OHK’s Ahmed Hassan was interviewed in a special cover report by MEED, the Middle East Economic Digest, on rising concerns over the lack of transparency and accountability of Sovereign Wealth Funds (SWF). The article addresses the rise of cross-border asset holdings of GCC countries and poses the question of whether Gulf funds should adhere to a code of conduct, and whether failure to do so poses risks for international economic and financial structures.
Mr. Hassan explains: “Management of the Gulf’s SWF holdings should greatly concern us in today’s current financial markets’ uncertainty because of the funds’ size, vague investment policies, vague transparency and their latent capability for disrupting markets. The deals keep getting bigger and bigger and so does the associated risks of vague policies and decision making.” SWFs have roughly tripled in the last 15 years, with assets believed to be just shy of US$10 trillion, and unlike European SWFs (with Norway’s Government Pension Fund-Global [CPFG] leading the world in terms of transparency and accountability) no one knows the size of Qatar, Saudi Arabia, and the UAE’s coffers; there are no financial statements published and the decisions taken are not discussed publicly. “What’s right for Norway is not necessarily right for Qatar’s Investment Authority (QIA),” Mr. Hassan explains.

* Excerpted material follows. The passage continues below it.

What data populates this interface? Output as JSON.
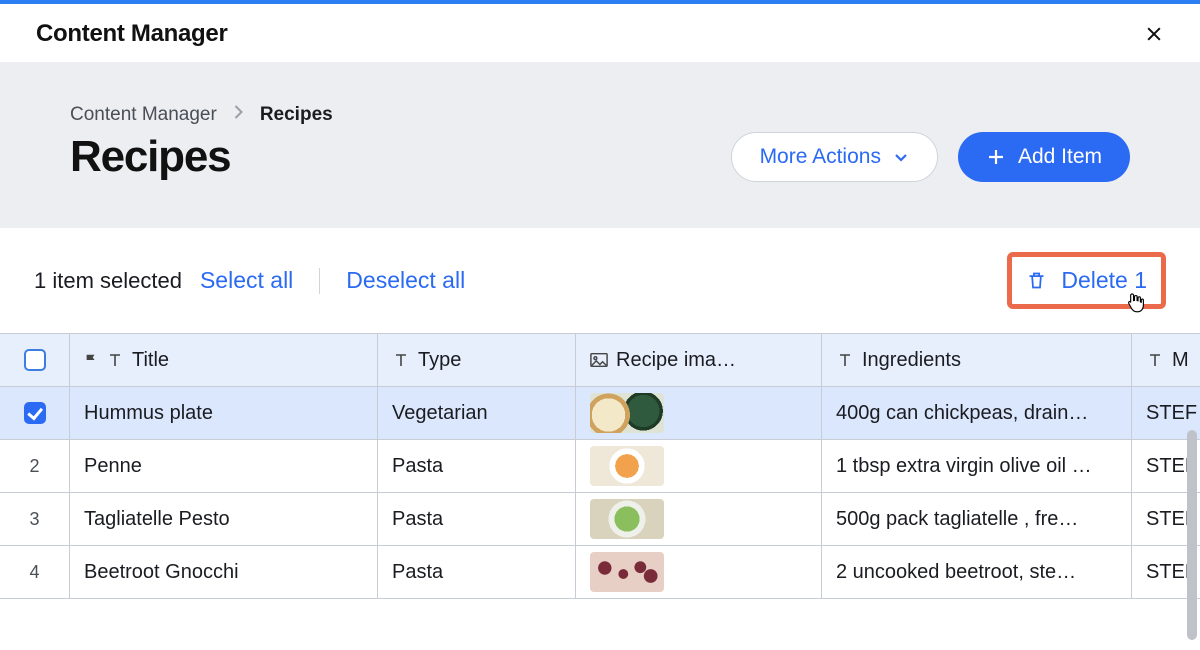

“If you apply the same yardstick to rate CPFG against the QIA fund based on a criteria of structure, governance, behavior, accountability, and transparency, you will be shocked at how poorly Middle Eastern funds perform in these aspects,” he adds. GCC funds have been around since the 1970s, when entities like the Kuwait Investment Authority became long-term, passive holders of assets in Europe with many of these investments coming under fire for poor due diligence and corruption. Yet they remained unscathed in international markets. Mr. Hassan remarks: “We are still living the financial crisis of 2008. The Gulf funds’ ever-increasing pools of petro dollars have become de facto bailout capital in times of bubbles, insolvency, and constrained credit. This will undoubtedly result in international pressure to better self-regulate; however, a transition from voluntary codes of conduct to regulatory requirements is decades away.”
Updated in 2014:
Four months after story ran, the International Monetary Fund and the International Working Group of Sovereign Wealth Funds proposed the Santiago Principles of best SWF practices, and later founded the International Forum of Sovereign Wealth Funds as a voluntary group of SWFs that have pledged to advance the Santiago Principles in their activities. In 2014, this culminated in the adoption of a three-year strategic plan focused on promoting the use of the Principles.